Richard McLean is Senior Director of Business Operations at Elsevier – the world’s leading publisher of science and health information – where his focus is on product strategy implementation and performance. Prior to that, he led strategic programmes in numerous senior roles in the public sector. Elsevier was using OKRs, but they were new to McLean. After a few months in his new role, McClean wrote this case study outlining the top four things he’d learnt about OKRs. His insights are nuanced and sometimes challenge established thinking.

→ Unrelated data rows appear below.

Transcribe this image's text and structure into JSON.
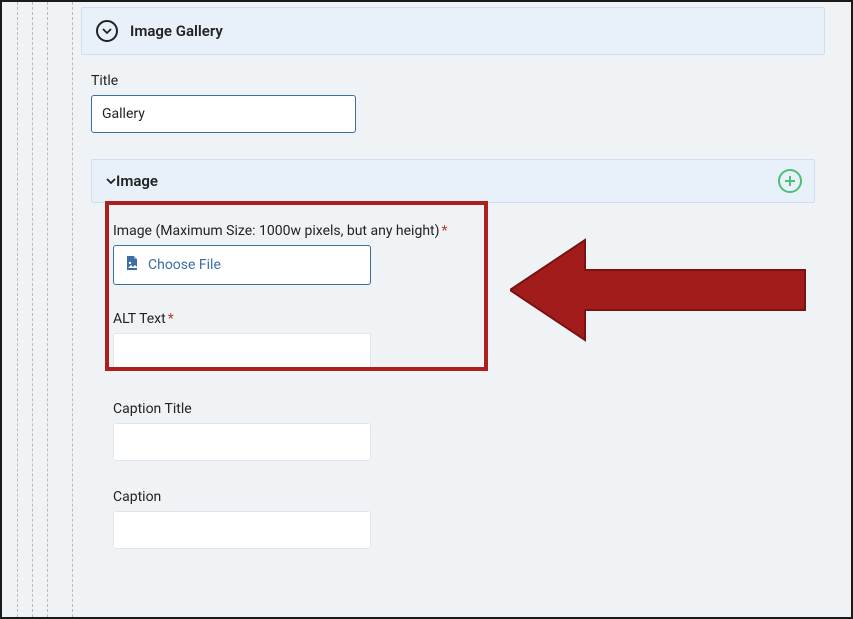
{
  "gallery_section": {
    "header": "Image Gallery",
    "title_label": "Title",
    "title_value": "Gallery"
  },
  "image_section": {
    "header": "Image",
    "image_label": "Image (Maximum Size: 1000w pixels, but any height)",
    "choose_file_label": "Choose File",
    "alt_text_label": "ALT Text",
    "alt_text_value": "",
    "caption_title_label": "Caption Title",
    "caption_title_value": "",
    "caption_label": "Caption",
    "caption_value": ""
  },
  "required_marker": "*"
}
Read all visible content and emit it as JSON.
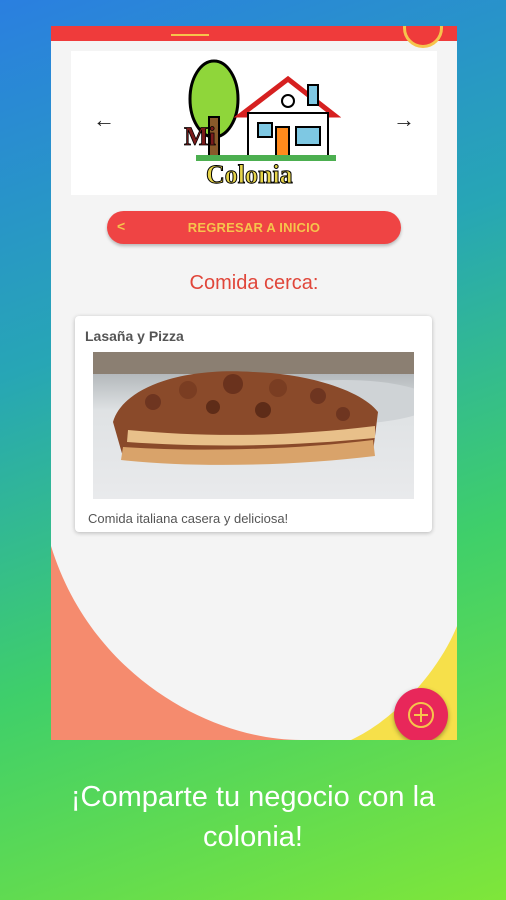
{
  "header": {
    "prev_arrow": "←",
    "next_arrow": "→",
    "logo_word_1": "Mi",
    "logo_word_2": "Colonia"
  },
  "back_button": {
    "chevron": "<",
    "label": "REGRESAR A INICIO"
  },
  "section_title": "Comida cerca:",
  "listing": {
    "title": "Lasaña y Pizza",
    "description": "Comida italiana casera y deliciosa!"
  },
  "caption": {
    "line1": "¡Comparte tu negocio con la",
    "line2": "colonia!"
  },
  "colors": {
    "accent_red": "#ef4444",
    "accent_yellow": "#f6c44c",
    "fab_pink": "#e8275a",
    "wave_coral": "#f58b6e"
  },
  "icons": {
    "prev": "arrow-left-icon",
    "next": "arrow-right-icon",
    "fab": "add-circle-icon"
  }
}
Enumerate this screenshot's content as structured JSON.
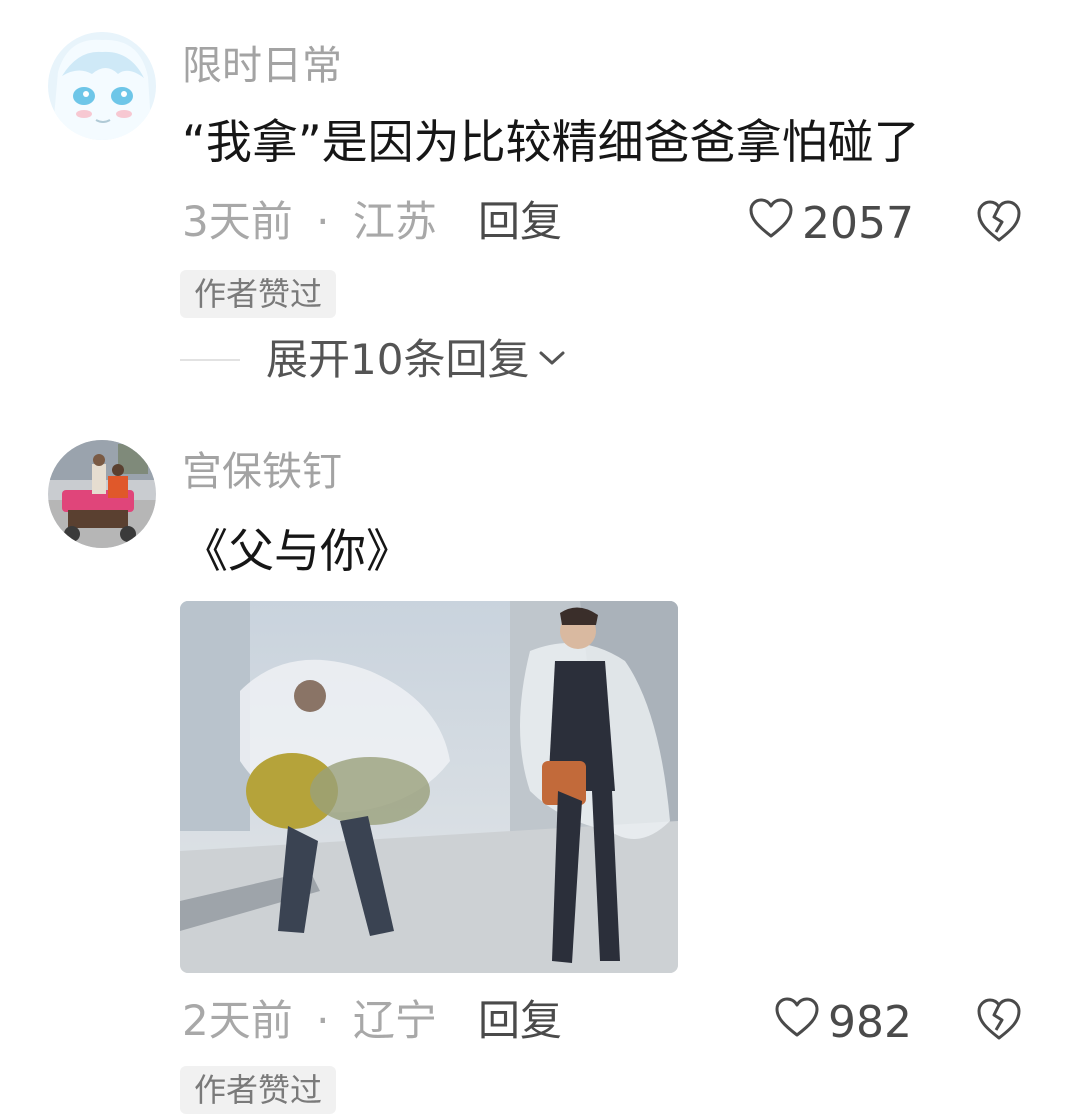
{
  "comments": [
    {
      "username": "限时日常",
      "text": "“我拿”是因为比较精细爸爸拿怕碰了",
      "time": "3天前",
      "separator": "·",
      "location": "江苏",
      "reply_label": "回复",
      "likes": "2057",
      "badge": "作者赞过",
      "expand_label": "展开10条回复"
    },
    {
      "username": "宫保铁钉",
      "text": "《父与你》",
      "time": "2天前",
      "separator": "·",
      "location": "辽宁",
      "reply_label": "回复",
      "likes": "982",
      "badge": "作者赞过"
    }
  ],
  "icons": {
    "like": "heart-outline-icon",
    "dislike": "broken-heart-icon",
    "expand": "chevron-down-icon"
  },
  "colors": {
    "username": "#a3a3a3",
    "text": "#161616",
    "meta": "#a8a8a8",
    "badge_bg": "#f1f1f1"
  }
}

His first takeaway is the importance of separating objectives and activities into two different ‘buckets’ – a tip from OKR coach Felipe Castro. Visualising them in this way makes you ‘less wedded to the activities you’re currently doing’ and ‘freer to ask whether they are the right ones’, McLean writes. His second is that you shouldn’t cascade objectives down through levels of management – he argues it’s slow and reinforces a ‘top-down, command and control way of working’; just make sure each team’s OKRs are aligned with the company OKRs. His third is the importance of keeping objectives and metrics separate, something Christina Wodtke advocates. Finally, although some argue that OKRs and individual compensation should be completely separate, McLean says he found that total separation unhelpful – it’s almost inevitable, he writes, that OKRs are at least a factor in someone’s performance review.
McClean clearly knows his stuff, referencing John Doerr, Christina Wodtke and Felipe Castro throughout his article, which also offers a useful link to McLean’s OKR reading list. A short, 9-minute read, full of fresh ideas and useful tips.